La mise en œuvre de procédés innovants frappe également l’observateur. L’initiative tactique (combinaison des assauts sur divers milieux, utilisation de moyens low cost mais innovants, dispersion des actions, usage massif des feux indirects) renvoie à des modalités qui ont déjà été observées dans d’autres conflits, y compris l’Ukraine. La dissymétrie de puissance initiale a été contrecarrée par une initiative tactique qui a donné au Hamas un succès initial. Notons que les Israéliens n’ont même pas décelé les concentrations initiales de force dans la nuit de samedi et que certaines unités n’étaient visiblement pas prêtes au combat, comme si le sentiment de supériorité avait induit un sentiment de sécurité qui a abaissé les mesures de prudence. Mais au-delà de ce qui se passe sur le terrain, c’est un autre mythe que l’organisation gazaouie a réussi à écorner : celui de l’invincibilité militaire d’Israël.
Israël va évidemment réagir, durement. Les représailles ont déjà commencé. Il va falloir dans un premier temps reprendre le contrôle des zones limitrophes de la bande de Gaza où opèrent encore un certain nombre de combattants du Hamas. Cela devrait être terminé dans les heures qui viennent. Tsahal passera ensuite à une phase de sécurisation : bouclage de la zone, rétablissement des clôtures, renforcement du dispositif de surveillance, le tout avec des coups portés à l’intérieur de la bande de Gaza. La troisième phase sera certainement la plus longue : celle d’un conflit enraciné, Israël ayant l’obsession de récupérer ses otages, ces derniers étant évidemment disséminés dans toute la bande de Gaza, certains placés sur les dépôts d’armes ou les centres de commandement, de façon à être de facto des boucliers humains. Vu leur nombre, une opération de vive force paraît improbable.
Analyse politique
Ce conflit n’est pas un conflit international. Il faut donc d’abord construire une analyse de la situation politique intérieure des deux parties.

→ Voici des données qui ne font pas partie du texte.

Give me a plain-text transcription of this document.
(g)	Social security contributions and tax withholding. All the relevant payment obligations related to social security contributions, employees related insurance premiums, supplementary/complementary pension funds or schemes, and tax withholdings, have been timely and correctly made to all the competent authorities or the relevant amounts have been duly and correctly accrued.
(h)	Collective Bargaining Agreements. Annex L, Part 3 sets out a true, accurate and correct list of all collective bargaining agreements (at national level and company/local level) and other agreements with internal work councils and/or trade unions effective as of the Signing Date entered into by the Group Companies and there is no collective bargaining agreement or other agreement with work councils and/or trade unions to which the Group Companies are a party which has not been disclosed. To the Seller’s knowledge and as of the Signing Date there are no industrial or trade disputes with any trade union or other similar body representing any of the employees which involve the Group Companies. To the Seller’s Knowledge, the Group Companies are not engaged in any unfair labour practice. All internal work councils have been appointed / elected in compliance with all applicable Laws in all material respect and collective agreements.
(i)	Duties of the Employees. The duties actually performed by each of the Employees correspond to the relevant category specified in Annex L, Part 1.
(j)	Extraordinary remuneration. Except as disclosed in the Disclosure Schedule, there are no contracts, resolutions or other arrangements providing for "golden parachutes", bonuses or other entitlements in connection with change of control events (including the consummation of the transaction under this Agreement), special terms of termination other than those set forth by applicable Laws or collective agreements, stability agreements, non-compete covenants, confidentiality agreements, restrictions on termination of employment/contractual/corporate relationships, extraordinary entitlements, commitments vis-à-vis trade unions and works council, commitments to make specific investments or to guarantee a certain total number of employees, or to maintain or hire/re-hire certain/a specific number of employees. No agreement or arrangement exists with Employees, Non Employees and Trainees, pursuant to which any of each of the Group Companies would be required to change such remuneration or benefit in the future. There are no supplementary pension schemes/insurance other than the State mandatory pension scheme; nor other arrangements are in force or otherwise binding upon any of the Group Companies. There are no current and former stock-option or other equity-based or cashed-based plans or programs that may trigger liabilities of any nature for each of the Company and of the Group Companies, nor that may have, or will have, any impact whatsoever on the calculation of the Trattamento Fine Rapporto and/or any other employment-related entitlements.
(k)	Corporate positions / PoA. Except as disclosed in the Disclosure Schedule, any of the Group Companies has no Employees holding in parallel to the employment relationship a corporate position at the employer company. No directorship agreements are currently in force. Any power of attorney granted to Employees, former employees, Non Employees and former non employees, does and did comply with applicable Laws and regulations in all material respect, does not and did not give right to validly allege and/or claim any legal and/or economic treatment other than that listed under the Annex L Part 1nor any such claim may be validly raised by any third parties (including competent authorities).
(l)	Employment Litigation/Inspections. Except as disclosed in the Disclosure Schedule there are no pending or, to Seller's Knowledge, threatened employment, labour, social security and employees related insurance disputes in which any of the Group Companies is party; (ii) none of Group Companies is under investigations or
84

Du côté israélien, la situation politique intérieure était hautement volatile. Le gouvernement de B. Netanyahou, issu des dernières élections, était massivement contesté depuis dix mois avec de grandes manifestations se tenant régulièrement dans le pays et des appels à la désobéissance civile. Autrement dit, le pays connaissait une crise politique fondamentale, s’interrogeant sur ses principes fondamentaux. B. Netanyahou a proposé dès dimanche un gouvernement d’union nationale. Les partis d’opposition ne l’ont pas rejoint, à ma connaissance. Si l’ensemble de la population et des partis politiques soutiendra la réaction militaire, il n’est pas du tout évident que cette union sacrée se traduira en termes politiques. Il est ici frappant de lire beaucoup de réactions civiles manifestant leur défiance et leur colère envers l’état-major et le gouvernement, même s’il y a un soutien évident aux représailles. La résurgence du problème palestinien et la question des otages vont peser très lourdement sur la vie politique israélienne au cours des mois à venir. B. Netanyahou, qui était déjà très controversé, paraît encore plus fragilisé par ce qui vient de se passer.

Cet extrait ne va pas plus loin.